There is a name or label for everything. Communication will be much easier when the objects are labeled. For instance, when someone says banana in English, those who speak the same language will understand what he means by it. Because a name or label is very much related to language, then there are probably as many labels of things as the number of spoken languages themselves. For example, banana in Javanese is “ghedang””, “cau” in Sundanese, and “pisang” in indonesian. Those labels for banana are not universal. The use of different labels because for different languages to refer to the same thing is confusing and can cause miscommunication.

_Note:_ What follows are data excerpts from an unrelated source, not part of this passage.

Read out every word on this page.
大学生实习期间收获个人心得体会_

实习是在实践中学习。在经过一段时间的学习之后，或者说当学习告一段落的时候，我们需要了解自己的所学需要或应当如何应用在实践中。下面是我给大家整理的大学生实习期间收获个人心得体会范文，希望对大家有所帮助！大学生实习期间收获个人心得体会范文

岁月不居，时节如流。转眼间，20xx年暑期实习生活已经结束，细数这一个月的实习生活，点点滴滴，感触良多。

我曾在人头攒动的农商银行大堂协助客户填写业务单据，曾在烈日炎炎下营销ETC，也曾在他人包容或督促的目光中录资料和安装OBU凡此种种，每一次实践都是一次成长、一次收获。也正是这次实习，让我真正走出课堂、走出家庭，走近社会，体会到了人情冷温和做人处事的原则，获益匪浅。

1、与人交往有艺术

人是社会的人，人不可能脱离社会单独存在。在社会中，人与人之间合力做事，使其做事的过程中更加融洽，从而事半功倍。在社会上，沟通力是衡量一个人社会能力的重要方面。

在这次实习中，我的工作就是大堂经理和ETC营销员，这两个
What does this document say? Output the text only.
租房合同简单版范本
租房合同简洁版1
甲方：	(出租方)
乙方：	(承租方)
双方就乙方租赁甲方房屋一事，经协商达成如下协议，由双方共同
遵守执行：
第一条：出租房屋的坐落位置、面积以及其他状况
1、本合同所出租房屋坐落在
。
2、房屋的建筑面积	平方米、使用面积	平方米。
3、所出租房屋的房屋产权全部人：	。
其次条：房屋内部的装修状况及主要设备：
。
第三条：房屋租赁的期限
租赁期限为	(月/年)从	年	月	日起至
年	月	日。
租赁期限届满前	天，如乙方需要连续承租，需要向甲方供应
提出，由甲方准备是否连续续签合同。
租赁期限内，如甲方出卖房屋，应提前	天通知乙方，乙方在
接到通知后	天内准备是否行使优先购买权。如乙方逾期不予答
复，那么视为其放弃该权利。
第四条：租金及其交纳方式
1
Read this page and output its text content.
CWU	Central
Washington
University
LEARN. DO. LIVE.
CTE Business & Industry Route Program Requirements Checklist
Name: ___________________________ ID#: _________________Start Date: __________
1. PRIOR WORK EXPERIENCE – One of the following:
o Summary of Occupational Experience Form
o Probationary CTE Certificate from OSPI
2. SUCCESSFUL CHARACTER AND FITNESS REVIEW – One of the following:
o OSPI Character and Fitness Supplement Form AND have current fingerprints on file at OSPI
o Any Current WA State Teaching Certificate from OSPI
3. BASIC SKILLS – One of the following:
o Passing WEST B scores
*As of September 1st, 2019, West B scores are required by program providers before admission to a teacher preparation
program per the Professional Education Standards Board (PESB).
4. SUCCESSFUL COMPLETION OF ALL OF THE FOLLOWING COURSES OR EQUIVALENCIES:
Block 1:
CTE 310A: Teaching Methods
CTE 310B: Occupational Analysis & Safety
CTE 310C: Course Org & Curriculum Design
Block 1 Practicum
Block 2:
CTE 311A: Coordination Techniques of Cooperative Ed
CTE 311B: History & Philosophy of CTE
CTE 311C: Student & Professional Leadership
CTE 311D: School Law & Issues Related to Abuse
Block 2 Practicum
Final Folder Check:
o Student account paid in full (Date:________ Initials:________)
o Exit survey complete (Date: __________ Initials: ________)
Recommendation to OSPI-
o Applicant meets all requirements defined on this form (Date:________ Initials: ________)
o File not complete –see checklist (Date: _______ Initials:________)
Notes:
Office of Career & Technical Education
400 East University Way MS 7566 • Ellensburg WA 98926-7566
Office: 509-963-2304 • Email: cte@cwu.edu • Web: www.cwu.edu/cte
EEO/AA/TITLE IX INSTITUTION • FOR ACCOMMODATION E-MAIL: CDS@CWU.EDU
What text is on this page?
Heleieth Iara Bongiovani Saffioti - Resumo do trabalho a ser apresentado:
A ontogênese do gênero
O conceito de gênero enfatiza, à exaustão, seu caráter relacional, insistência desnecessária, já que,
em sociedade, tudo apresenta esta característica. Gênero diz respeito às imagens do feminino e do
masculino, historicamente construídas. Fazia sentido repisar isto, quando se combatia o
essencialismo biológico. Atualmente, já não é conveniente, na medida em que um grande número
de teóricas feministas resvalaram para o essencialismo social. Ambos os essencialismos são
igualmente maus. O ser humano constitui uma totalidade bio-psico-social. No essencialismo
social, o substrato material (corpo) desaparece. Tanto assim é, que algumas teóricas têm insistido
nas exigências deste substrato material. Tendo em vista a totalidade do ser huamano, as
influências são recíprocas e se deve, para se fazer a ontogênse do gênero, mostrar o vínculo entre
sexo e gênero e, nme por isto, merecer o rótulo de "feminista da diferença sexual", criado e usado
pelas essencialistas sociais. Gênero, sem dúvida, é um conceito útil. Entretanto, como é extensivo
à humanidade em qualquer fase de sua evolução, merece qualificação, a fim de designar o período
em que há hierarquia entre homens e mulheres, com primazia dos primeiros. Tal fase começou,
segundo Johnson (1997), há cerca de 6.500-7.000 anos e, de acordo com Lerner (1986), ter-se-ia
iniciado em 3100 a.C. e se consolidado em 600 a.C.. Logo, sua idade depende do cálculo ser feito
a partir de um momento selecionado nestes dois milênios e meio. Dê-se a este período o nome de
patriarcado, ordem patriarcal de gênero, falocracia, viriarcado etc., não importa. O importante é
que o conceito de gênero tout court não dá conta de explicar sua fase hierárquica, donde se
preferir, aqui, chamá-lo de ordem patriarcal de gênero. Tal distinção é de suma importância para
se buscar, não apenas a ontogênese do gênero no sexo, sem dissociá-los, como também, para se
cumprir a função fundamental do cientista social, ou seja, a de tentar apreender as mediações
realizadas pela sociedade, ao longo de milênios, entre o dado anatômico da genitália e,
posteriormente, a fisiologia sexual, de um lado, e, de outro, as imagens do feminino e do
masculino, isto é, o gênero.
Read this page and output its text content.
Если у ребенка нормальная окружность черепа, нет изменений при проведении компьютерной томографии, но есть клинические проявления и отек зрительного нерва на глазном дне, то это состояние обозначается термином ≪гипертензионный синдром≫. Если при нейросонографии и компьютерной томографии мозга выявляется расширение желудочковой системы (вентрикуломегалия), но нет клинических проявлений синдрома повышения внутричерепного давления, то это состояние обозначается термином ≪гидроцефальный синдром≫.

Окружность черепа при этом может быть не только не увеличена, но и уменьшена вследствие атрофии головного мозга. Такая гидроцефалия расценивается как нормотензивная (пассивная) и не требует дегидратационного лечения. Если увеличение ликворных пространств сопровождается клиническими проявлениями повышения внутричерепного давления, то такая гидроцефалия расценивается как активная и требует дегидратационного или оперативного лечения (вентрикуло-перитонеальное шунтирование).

To make communication among biologists easier, Carolus Linnaeus created a nomenclature system in 1735. The language Linnaeus used was Latin. Latin was chosen because at Linnaeus’ time it was a universal scientific language. He gave the nomenclature in the form of a scientific name to every creature. It consists of two parts: the first refers to genus and the second is species epithet.
This nomenclature system is called  binomial nomenclature (in Latin, bi=double, nomen = name). The system also incorporated the name of the peson who discovered or was the first to identify a particular organism.
An example of the use of binomial nomenclature is banana, whose scientific name is Musa paradisiaca L. The genus is Musa, and the species name is paradisiaca. Bananas were first identified by Linnaeus (shortened L.). Any biologists at form around the world will use Musa paradisiaca when talking about bananas.
There is a writing rule to the binomial nomenclature. Genus writing should begin with a capital letter, while the species name begins with a small letter. Species name should be underlined when handwritten and italicized when typed. The name of discorer is shortened or written in full following the species name. It is written with a capital letter, and is not underlined or italicized.